There’s been yet another month of declining property listings according to the latest Royal Institution of Chartered Surveyors market snapshot.
Those responding to RICS’ late November survey reported a net balance of +13 per cent in new buyer enquiries, a slight increase on the +11 per cent reported in October.
But there’s a net balance fall of -9 per cent in agreed sales – this is the fifth time in a row a negative result has been reported.
Respondents frequently said the continuing drought in new listings was a significant factor holding back the market nationwide – with a net balance of -18 per cent of respondents noting a deterioration for an eighth consecutive month.
Additionally, the volume of home appraisals undertaken in November was below that seen in the same month last year, with the latest net balance coming in at - 20 per cent.

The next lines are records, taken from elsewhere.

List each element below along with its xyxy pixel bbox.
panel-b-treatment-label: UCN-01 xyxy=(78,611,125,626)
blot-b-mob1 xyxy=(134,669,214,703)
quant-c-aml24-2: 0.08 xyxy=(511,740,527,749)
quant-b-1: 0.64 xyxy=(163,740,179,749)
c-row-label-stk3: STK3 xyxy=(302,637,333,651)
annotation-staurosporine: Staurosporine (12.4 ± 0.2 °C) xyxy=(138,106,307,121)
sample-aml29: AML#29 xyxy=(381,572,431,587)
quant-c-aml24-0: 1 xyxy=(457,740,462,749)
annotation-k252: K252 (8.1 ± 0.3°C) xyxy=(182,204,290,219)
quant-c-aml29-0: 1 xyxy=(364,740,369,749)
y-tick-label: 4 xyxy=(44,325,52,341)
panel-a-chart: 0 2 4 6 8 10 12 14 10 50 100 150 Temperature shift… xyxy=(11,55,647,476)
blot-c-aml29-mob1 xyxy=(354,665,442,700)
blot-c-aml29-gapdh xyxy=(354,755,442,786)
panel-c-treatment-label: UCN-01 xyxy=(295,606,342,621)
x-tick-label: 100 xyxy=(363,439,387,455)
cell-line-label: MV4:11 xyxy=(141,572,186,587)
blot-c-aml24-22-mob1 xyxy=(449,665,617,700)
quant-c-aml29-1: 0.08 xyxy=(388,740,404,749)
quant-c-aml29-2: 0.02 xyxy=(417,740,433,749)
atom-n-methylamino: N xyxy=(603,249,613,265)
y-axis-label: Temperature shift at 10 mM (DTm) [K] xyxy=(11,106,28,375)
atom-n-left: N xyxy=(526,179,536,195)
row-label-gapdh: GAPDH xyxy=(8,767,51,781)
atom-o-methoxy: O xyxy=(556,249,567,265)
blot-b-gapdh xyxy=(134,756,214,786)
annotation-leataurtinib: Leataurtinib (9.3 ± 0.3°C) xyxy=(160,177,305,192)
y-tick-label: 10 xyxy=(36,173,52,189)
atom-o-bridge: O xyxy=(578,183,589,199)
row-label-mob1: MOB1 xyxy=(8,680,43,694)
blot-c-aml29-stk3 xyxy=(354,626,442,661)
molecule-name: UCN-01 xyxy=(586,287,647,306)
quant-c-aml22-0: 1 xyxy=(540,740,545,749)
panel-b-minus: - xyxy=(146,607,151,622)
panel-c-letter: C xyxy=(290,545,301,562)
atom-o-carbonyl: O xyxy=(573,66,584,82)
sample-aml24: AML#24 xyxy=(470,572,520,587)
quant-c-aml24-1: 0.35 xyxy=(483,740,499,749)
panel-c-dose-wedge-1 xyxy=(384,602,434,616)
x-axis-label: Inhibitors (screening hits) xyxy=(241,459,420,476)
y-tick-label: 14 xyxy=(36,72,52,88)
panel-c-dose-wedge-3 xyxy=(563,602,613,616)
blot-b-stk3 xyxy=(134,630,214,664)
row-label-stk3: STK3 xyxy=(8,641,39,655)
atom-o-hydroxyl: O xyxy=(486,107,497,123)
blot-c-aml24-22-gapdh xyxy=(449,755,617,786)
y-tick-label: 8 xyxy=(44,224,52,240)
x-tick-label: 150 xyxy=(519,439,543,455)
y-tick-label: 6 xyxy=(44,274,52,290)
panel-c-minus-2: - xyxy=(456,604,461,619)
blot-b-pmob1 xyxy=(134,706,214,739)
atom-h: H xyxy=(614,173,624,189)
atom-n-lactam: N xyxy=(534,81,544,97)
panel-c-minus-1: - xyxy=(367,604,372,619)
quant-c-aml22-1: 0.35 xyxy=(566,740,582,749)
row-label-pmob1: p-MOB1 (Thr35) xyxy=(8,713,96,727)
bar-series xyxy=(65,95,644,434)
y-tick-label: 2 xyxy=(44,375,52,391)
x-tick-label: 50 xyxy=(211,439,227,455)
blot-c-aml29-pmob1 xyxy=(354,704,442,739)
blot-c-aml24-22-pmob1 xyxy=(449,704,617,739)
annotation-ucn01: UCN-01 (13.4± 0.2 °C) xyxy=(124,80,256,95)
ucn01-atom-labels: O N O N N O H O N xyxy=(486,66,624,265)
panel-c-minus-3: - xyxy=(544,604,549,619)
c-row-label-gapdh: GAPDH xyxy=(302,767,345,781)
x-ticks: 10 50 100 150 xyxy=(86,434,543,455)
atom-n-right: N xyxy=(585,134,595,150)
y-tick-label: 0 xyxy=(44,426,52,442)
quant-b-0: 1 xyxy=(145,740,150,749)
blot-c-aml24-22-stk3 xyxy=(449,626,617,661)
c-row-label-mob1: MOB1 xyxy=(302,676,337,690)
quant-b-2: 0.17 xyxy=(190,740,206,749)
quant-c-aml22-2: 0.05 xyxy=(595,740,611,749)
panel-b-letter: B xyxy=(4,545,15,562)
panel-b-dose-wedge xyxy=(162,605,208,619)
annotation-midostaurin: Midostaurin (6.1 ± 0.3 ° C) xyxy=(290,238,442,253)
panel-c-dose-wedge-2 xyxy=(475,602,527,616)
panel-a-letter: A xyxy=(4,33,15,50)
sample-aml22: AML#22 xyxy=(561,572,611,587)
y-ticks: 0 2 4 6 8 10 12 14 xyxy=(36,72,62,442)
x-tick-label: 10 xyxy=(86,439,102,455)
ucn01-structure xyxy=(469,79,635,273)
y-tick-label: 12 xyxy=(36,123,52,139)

A lack of stock is therefore driving competition between prospective buyers, which is resulting in house prices being pushed higher.
A net balance of +71 per cent of participants cited an increase prices, which is identical to October’s survey.
Simon Rubinsohn, RICS chief economist, comments: “The issue of supply is gathering ever more importance in the feedback to the RICS Residential Market survey.
“Critically, the theme runs strongly both through the latest set of contributor comments as well as the data around new instructions and the decline in inventory on agents books.
“Unless this trend is reversed soon, transaction levels may flatline in 2022 with limited choice proving more significant than any shift in the interest rate environment for new buyers.
“The imbalance compared to the demand trend is, meanwhile, likely to continue to be a key factor supporting prices and indeed, even if the cost of mortgage finance does begin to edge up, it is likely that house prices will continue to move higher through the coming year, albeit at a somewhat slower pace than over the past 12 months.”